Is my sciatic trapped by the piriformis?

Turns out no. No more running. HAD TO STOP. A month now, no choice. Yesterday I did 1 hr cycling, first ride outside. I was weak, underpowered but the femoris was hardly felt. Lesson: cycling does not use the femoris nearly as much as running, but may still gradually wear it. I feel good: cycling circulated my cells, etc, speeds up recovery. But physio for the femoris and BF/ST tendon recovery must go on.

Am finally, clearly recovering.
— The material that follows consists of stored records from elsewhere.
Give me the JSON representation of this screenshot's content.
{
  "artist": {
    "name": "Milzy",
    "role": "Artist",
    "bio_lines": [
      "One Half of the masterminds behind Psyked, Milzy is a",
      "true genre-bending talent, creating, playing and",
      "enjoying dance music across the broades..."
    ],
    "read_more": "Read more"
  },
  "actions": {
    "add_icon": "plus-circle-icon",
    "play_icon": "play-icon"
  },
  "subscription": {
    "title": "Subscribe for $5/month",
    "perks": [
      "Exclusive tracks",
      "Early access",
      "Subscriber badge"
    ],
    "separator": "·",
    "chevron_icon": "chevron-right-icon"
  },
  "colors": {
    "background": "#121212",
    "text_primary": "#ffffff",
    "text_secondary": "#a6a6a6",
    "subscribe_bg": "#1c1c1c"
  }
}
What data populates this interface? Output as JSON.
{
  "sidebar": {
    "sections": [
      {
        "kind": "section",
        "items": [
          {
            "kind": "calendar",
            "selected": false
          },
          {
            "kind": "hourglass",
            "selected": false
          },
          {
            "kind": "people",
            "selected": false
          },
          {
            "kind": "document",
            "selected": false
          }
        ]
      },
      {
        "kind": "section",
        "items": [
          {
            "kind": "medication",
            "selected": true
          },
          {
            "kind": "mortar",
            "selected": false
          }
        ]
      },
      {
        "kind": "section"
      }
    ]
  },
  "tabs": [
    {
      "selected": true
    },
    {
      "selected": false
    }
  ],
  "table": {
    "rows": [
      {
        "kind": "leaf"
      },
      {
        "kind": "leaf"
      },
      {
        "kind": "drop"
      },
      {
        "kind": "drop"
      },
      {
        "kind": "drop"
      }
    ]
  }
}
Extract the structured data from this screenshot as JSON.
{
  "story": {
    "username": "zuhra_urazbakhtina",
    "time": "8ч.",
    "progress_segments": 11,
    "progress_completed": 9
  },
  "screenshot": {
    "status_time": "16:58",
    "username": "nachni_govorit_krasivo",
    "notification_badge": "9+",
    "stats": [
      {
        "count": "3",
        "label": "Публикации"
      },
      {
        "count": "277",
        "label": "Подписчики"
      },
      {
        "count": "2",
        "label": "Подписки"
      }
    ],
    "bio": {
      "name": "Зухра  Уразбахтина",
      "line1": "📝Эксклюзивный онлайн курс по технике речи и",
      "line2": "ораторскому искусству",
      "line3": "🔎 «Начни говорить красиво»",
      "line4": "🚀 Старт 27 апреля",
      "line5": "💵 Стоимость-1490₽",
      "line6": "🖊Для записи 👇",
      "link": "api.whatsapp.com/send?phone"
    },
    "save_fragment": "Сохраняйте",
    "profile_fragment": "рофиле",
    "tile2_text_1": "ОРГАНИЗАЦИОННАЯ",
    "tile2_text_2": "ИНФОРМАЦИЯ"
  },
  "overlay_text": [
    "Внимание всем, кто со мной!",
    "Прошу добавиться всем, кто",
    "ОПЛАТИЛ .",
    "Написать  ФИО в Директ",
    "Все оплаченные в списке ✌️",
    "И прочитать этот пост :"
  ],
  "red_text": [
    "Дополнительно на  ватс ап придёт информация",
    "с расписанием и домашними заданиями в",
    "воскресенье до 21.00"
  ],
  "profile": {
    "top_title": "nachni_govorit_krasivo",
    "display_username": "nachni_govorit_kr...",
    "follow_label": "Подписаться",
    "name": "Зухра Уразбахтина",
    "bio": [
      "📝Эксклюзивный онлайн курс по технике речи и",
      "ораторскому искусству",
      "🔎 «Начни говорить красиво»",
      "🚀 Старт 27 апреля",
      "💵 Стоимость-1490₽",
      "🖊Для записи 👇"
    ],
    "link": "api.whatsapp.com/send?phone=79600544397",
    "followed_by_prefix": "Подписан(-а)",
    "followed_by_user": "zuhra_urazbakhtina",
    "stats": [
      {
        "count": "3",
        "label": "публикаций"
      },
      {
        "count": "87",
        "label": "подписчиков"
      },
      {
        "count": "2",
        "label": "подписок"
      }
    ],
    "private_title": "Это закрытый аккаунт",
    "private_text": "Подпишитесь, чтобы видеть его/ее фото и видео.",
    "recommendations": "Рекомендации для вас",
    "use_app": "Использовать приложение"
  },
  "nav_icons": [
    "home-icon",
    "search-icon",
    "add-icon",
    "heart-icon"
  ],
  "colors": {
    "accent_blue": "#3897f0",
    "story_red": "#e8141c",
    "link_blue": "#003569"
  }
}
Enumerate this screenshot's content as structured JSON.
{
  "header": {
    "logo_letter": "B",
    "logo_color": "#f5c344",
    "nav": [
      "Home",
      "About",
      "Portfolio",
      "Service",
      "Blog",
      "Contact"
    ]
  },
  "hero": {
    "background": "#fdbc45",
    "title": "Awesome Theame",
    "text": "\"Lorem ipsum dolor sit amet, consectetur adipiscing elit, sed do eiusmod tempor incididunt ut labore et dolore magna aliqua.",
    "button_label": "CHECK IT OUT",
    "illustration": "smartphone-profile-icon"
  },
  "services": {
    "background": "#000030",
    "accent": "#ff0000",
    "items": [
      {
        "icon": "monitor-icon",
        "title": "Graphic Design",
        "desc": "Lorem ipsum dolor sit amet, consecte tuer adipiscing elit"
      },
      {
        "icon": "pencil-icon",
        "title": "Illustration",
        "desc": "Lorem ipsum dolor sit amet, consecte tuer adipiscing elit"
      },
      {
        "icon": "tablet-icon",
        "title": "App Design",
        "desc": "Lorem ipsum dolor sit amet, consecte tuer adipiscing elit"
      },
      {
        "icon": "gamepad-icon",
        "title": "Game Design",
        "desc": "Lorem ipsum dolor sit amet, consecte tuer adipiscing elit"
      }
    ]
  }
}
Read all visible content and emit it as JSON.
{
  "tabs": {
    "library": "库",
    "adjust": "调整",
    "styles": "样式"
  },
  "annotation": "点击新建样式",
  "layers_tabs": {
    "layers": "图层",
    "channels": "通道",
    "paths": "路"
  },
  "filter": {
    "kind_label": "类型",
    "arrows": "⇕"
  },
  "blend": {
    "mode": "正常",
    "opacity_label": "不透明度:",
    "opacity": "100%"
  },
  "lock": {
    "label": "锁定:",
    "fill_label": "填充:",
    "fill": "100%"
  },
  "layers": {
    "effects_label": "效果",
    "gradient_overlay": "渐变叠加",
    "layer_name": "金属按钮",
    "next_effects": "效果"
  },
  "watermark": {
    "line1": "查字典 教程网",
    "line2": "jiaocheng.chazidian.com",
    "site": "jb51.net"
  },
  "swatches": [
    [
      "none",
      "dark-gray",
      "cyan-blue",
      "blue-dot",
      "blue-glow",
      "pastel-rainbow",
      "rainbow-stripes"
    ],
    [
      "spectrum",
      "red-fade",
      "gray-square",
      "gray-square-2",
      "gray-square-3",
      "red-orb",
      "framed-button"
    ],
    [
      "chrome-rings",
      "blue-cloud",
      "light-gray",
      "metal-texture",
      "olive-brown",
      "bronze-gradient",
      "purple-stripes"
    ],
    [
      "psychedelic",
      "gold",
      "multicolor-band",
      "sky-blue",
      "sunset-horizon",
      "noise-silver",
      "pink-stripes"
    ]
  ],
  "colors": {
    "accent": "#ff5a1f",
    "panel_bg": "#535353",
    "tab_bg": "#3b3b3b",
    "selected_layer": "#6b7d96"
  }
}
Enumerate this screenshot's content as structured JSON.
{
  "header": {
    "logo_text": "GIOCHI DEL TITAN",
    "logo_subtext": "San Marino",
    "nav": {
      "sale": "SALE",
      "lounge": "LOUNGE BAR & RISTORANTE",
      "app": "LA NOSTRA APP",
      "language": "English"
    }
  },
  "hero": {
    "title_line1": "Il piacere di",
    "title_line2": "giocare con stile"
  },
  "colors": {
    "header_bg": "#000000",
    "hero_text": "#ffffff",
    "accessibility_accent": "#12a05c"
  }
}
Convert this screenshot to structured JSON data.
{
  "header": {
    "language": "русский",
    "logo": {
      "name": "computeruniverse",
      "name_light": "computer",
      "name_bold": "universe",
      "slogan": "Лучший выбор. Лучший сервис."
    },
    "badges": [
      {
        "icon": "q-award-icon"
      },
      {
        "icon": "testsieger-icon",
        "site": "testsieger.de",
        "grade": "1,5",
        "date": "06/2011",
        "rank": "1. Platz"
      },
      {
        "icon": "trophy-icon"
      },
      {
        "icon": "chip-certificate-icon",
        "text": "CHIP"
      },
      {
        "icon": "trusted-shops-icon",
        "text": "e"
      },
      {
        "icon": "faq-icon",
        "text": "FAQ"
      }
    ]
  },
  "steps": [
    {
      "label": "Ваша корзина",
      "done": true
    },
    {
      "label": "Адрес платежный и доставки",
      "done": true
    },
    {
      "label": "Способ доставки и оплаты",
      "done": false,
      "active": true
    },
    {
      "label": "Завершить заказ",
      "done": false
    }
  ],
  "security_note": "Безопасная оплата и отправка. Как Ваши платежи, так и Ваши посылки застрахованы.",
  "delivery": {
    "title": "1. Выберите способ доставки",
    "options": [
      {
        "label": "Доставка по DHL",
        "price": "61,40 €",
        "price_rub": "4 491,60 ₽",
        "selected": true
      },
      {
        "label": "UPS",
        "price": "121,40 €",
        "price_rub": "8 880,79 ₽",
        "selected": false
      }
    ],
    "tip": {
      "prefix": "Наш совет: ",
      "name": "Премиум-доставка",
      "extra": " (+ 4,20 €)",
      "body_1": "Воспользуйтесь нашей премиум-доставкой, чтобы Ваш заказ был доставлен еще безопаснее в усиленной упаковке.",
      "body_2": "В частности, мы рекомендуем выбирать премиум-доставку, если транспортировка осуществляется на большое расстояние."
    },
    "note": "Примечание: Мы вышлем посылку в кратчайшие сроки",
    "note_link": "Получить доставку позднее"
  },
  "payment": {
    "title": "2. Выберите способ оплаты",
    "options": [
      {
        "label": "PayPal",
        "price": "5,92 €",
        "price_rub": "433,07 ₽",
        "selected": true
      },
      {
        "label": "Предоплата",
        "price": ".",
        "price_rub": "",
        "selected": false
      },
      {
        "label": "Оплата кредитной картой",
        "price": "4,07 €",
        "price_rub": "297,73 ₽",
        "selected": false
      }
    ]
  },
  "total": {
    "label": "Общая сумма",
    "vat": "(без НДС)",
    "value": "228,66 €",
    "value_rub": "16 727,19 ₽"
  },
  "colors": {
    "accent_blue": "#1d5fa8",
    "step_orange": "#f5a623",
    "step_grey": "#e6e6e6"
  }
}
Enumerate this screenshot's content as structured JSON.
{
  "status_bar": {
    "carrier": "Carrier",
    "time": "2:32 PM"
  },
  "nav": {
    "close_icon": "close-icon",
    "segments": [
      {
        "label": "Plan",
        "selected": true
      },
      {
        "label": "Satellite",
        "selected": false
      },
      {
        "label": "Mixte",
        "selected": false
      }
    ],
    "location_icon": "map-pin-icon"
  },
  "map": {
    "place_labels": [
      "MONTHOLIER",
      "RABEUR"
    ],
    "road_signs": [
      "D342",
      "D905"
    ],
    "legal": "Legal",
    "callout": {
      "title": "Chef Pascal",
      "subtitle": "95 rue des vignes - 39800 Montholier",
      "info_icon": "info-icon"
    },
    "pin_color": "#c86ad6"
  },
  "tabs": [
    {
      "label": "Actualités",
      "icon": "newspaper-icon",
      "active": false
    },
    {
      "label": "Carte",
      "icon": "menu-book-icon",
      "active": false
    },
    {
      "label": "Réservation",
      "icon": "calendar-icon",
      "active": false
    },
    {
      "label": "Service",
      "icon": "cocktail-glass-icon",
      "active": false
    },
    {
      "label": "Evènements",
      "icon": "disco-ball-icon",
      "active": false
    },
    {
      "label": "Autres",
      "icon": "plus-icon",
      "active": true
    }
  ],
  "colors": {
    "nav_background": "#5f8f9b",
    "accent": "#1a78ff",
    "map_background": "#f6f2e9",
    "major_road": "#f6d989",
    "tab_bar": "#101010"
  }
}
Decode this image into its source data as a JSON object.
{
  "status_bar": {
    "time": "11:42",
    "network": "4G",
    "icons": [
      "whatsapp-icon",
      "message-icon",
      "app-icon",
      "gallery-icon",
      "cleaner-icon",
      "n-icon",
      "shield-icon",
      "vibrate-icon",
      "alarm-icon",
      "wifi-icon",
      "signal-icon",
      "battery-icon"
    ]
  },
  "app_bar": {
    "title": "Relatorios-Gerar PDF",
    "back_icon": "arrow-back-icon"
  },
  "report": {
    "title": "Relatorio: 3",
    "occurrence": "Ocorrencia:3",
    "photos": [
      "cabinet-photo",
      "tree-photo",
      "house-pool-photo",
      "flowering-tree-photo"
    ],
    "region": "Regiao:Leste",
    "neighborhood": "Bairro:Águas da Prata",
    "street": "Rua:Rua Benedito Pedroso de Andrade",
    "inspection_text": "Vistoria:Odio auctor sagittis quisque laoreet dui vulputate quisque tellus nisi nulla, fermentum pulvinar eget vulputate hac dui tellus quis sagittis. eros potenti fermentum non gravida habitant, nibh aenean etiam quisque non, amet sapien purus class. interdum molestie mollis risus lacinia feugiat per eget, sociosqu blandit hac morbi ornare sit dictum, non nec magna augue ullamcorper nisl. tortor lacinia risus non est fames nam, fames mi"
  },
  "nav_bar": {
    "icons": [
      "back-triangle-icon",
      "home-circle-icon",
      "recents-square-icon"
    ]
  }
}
But the key lesson is, as far as you feel anything, and I mean, anything in your BF, do not run and must do the required physio to break down the scar tissue, and heal it. Then gradually resume. No choice.

The slowest healing part of my group is obviously, the tendon portion. 8 weeks median, 14-30 weeks numerous patients. It takes that long for collagen cells to become functional tendons.... A single run step at 80% would, guaranteed, set me back. Two runs and I would be fully reinjured again.

Even if my piriformis is 90% healed and I can run 100% (as I seem to do these past two years) I now know better and will heal it first, completely. Done it before on other muscles, this one is not different. I do not want an avulsion or permanently scarred hamstring group..

Medical articles, sports medicine all said the same thing: a hamstring injury must be treated as a chain thing, in parallel with hip and lower back evaluations and never in isolation. They were right, as my physio and chiro found a chain effect. You could heal an SI joint but a defective HS will lock it up again... Or you can heal a hamstring but a locked SI joint will not mov eand that hamstring will be overstretched from the get go.

Finally, remembering the injury history is critical at establishing a diagnostic, as well as healing roadmap. An understanding of anatomy also important.

Speedy recovery...

Oh I forgot... Anti inflammatories are good and bad. they help reduce inflammation or pain (say a sciatic type issue), and to get out of bed. Drop the swelling (for bigger tears, Grades 2-3 or 3) which you appear not have as you can still function). But BAD as they slow down the very inflammation that is designed to envelop and heal your tendons.. Key is I had maybe a Grade 1 to 2 strain, and no requirement for steroid or PRP injection. From my surgeries though, bottom line: never use NSAIDs unless in pain or as directed, otherwise, so say the specialists, they slow down the repair of torn tissue.